On Sun, Dec 09, 2007 at 01:15:08PM -0600, Les Mikesell wrote:
Axel Thimm wrote:
On Fri, Dec 07, 2007 at 05:12:06PM -0600, Les Mikesell wrote:
But it would be even better if we could live with the assumption that repos will have incompatibilities, whether accidental or intentional. Then it would become a choice of which to install and things wouldn't break when somewhere else updates first. Then you could focus on making your versions better instead of compatible - and the politics wouldn't matter.
Sorry, that's not possible. Just to give an example: For some reason you favour repo A and make it trump over repo B. Both repos ship libfoo and repo B ships also appbaz needing libfoo with a couple more configure options turned on.
No smart package manager in the world will detect this breakage. One could strat thinking about stricter dependencies etc. but there will always be real-world scenarios like the above spoiling your master plan.
How much more information would rpm/yum need to store and consider in order to understand that they should never overwrite a package from one repository with one from a different repository without explicit instructions?
Les, please read the example again. It assumes that rpm/yum already does so (and indeed with some plugins you can do that), but shows that you still end up with a broken system.
Permitting explicit repository-specific dependencies would be nice too, although that could be worked around given the ability to control the initial repo for a package and an understanding that no other repo's version should replace it without permission even if it has the same name and a higher version number.

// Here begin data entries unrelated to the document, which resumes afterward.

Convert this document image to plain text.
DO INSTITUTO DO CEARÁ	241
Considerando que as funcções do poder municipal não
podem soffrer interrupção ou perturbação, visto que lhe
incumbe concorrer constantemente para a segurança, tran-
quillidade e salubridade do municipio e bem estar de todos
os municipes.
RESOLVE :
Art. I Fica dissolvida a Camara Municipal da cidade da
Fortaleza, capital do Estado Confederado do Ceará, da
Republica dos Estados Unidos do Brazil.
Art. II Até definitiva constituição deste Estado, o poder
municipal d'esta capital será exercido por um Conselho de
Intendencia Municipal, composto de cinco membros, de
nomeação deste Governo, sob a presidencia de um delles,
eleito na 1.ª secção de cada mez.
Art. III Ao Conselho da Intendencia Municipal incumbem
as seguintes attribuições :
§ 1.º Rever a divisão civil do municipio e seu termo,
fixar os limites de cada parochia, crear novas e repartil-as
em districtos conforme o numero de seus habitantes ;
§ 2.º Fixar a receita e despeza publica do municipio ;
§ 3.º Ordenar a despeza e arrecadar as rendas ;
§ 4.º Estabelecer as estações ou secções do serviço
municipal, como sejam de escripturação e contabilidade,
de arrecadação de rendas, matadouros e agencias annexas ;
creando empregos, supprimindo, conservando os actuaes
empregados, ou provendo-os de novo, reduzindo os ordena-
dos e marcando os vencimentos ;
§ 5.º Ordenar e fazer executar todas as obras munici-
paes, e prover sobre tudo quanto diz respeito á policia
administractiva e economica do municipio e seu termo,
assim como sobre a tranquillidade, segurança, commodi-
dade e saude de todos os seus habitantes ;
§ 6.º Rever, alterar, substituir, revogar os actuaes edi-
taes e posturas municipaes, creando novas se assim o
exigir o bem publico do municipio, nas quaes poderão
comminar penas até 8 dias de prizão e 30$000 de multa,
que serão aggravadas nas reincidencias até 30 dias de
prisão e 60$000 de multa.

I'll just repeat myself: If the packagers don't cooperate no technical solution will be able to really cover compatibilty problems. You'll paper over some of them and create a false feeling that you have mastered the compatibility problem and still wonder later why it doesn't work. I've seen dozen of such false bug reports which I call "partial/selective enabling of repos". Google the last term and you find many bad examples of such "solutions".